There is perhaps no singular human feat that pushes the individual so close to the brink of survival as summiting one of the world’s highest peaks. Yet ask many family business leaders and they will likely tell you that leading a family business is often a similar survival experience. I recently had the pleasure of hearing David Breashears (www.davidbreashears.com) speak at the Family Firm Institute’s Annual conference in New York City. Remarkably, David had just come off K2 (the world’s second highest peak) in Pakistan five days earlier. Feeling somewhat physically weak and perhaps even more emotionally drained, David still had the ability to inspire and captivate, especially me.
While not an extreme climber myself, I’ve marveled at the many tales and books that exist on high altitude climbing and survival in the most remote reaches of our planet. While many in the audience seemed nonplussed at David’s accomplishments (countless “professionals” were busy punching their palm toys with their fingers), I sat in awe as he spun first hand tales of climbing the planet’s highest peaks and surviving unfathomable feats. He’s ascended Everest four times and is most known for leading the expedition that filmed the IMAX film on Everest.
David’s talk was couched in “Leadership in Extreme Situations.” David made every attempt to relate high altitude climbing to the family business context, and in this regard there are a number of eerie similarities. There was a strong parallel between spending countless days in close quarters with people that you may or may not have chosen to be with and with whom you will entrust your life to in numerous unforeseen scenarios. The most striking similarity however was David’s observation that what kills teams and plans is ultimately ego and selfishness.
The most critical element to successful mountaineering is planning. Consider attempting to climb the world’s highest mountain with 50-75 people, many of whom you do not even know, and then film that experience at the same time. The IMAX camera used on Everest weighed over 40 pounds; the tripod and head weighed an additional 75 pounds. When this was filmed in 1996, each roll of film weighed 10 pounds and lasted all of 90 seconds. In an environment where climbers are known to shed objects as small as a pencil to save on weight, imagine planning to haul all that equipment, feed all those people and still return home safely.
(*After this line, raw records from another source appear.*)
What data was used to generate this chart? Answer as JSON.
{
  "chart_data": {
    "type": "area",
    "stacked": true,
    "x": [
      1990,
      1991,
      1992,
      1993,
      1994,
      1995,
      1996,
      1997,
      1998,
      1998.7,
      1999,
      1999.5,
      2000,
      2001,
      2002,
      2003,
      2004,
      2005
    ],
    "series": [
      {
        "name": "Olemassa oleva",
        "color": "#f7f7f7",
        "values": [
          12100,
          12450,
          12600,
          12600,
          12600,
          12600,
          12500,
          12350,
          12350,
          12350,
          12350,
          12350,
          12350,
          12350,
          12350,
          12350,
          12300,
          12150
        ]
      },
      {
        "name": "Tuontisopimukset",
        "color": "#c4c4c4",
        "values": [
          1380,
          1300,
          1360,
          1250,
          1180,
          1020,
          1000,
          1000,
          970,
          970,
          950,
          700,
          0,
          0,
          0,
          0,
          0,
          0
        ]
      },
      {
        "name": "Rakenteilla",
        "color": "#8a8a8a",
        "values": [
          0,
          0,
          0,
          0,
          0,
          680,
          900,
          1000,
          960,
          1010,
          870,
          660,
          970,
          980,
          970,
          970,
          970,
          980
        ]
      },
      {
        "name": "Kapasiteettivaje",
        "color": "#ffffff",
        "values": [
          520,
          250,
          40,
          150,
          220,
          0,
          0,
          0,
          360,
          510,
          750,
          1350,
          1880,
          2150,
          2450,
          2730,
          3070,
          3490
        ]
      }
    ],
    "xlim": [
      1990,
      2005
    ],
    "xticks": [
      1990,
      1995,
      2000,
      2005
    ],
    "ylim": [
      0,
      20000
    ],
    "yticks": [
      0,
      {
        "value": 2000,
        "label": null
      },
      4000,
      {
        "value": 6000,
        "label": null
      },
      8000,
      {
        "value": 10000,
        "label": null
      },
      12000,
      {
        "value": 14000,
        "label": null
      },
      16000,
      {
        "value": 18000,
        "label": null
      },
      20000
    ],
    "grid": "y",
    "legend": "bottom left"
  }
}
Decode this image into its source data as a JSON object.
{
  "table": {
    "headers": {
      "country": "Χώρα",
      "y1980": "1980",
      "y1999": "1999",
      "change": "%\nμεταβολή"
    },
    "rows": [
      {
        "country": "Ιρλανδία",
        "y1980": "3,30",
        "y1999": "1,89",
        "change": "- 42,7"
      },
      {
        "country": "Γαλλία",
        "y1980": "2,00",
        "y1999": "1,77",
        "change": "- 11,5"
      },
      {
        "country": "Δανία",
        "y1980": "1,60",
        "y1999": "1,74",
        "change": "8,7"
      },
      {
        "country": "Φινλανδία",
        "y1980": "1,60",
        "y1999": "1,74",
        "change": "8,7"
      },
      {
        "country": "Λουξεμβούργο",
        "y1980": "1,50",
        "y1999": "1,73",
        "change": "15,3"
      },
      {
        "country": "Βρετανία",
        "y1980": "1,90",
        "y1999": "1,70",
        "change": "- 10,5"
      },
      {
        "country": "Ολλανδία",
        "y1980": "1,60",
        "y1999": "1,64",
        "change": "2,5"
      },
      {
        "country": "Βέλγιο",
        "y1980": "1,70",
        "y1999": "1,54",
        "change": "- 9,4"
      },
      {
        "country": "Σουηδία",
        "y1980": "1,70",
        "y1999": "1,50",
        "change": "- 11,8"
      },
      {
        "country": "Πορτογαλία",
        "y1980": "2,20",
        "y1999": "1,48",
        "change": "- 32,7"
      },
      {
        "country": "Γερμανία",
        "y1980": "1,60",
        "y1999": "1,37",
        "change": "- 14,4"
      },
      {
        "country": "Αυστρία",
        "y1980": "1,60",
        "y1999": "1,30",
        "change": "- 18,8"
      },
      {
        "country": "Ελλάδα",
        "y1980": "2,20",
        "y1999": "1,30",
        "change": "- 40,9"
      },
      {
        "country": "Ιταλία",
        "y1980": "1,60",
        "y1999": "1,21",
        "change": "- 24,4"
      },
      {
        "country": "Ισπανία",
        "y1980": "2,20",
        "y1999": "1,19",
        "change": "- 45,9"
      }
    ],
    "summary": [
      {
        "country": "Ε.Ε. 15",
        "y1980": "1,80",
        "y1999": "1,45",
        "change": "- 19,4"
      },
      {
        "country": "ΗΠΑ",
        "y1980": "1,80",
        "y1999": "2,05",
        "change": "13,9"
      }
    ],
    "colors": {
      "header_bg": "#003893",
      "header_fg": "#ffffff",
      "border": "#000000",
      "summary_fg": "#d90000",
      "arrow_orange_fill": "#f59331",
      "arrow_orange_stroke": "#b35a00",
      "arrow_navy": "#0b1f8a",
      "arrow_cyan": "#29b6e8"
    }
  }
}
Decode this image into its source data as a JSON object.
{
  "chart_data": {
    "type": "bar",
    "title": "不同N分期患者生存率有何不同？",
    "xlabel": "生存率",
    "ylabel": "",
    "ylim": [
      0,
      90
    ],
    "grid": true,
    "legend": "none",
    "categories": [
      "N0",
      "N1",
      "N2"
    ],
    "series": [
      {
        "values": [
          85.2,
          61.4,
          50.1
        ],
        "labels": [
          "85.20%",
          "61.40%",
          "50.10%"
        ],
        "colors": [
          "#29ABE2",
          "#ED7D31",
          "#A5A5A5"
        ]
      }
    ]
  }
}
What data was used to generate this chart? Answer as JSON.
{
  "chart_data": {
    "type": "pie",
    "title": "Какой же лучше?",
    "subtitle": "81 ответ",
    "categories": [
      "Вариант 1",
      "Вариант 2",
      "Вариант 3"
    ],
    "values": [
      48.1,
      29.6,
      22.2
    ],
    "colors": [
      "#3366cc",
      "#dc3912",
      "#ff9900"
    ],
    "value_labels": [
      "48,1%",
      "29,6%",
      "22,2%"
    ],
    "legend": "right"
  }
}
In climbing, as in family business, often violent storms arise. When I saw Breashears, he was still physically weak from having spent 40 days at the Base Camp of K2 waiting out the melting snows so he and his team could photograph glacier movement and retreat; an endeavor that he has been documenting over the last 20 years. The original plan was to spend 15 days there. Reflect for a moment on the resources, coordination and legalities that come into play when your project runs more than three times over the original plan. Always allow for “wiggle room” as David called it. In extreme situations, leaders implore their cohort to never lose site of the goal and to continue to take care of each other. Breashear’s team accomplished what they set out to do with the necessary photos and data collected on the glaciers of K2. David then trekked 30, 29 and 31 miles on successive days to make it back to NYC to deliver the keynote on time that evening.
The IMAX mission intercepted with that fateful summer on Everest when eight climbers lost their lives. The events that unfolded on the mountain are chronicled in harrowing detail in Jon Krakauer’s book “Into Thin Air.” Within sight of the summit at the South Col, Breashears and his team noticed approximately 60 climbers and four teams making their way towards the pinnacle. Fearing this onslaught would jeopardize their own goal of filming the summit in its pristine beauty, Breashears ordered his crew to retreat to Base Camp to let the rush of “tourists” pass. While this may have struck a temporary blow to the morale of his team, Breashears reminded them of their commitment to the ultimate goal, and how momentum can often be a dangerous thing if not balanced from time to time with a good dose of reality.
The lasting and most important message that was shared that evening was the need for humility and respect. In extreme climbing, people die because they do not know their limits. While on Everest at the South Col just prior to the summit push, David was faced with having to tell one climber that she would have to turn back because of her deteriorating condition. Reaching the summit, many climbers fail to remember, is only half of the climb. Getting up the mountain is optional, while getting down is mandatory. During the IMAX expedition, the team was able to complete the mission and send back amazing footage of Everest that is still being viewed today. The ability to complete the task despite the hardships endured was tantamount to claiming a small moral victory amidst the devastation that had been witnessed.
The lessons that David shared continue to resonate for me when viewed through a family business and leadership lens. First, clearly state the goal and stick to it. Communicate that goal throughout the team incessantly to keep everyone moving in the same direction. Next, know your limits; how many succession plans are never written because the owner has no plans to leave or better yet, die? Momentum can be dangerous; often planning is a nonissue when business is thriving or people are young and healthy. Getting up the mountain is optional, getting down is mandatory; to this end I would argue that transitioning the business is ultimately more important than keeping the family in it. Too often the goal of preserving the family legacy outweighs the more important goal of business continuity. Finally, selfishness is what eventually kills teams and derails goals; humility and respect will take you further in your climb than arrogance and hubris. Asking a fellow climber to turn back within sight of the summit is akin to tackling those difficult family discussions which deal with critical decisions, family legacies and ultimately our own mortality.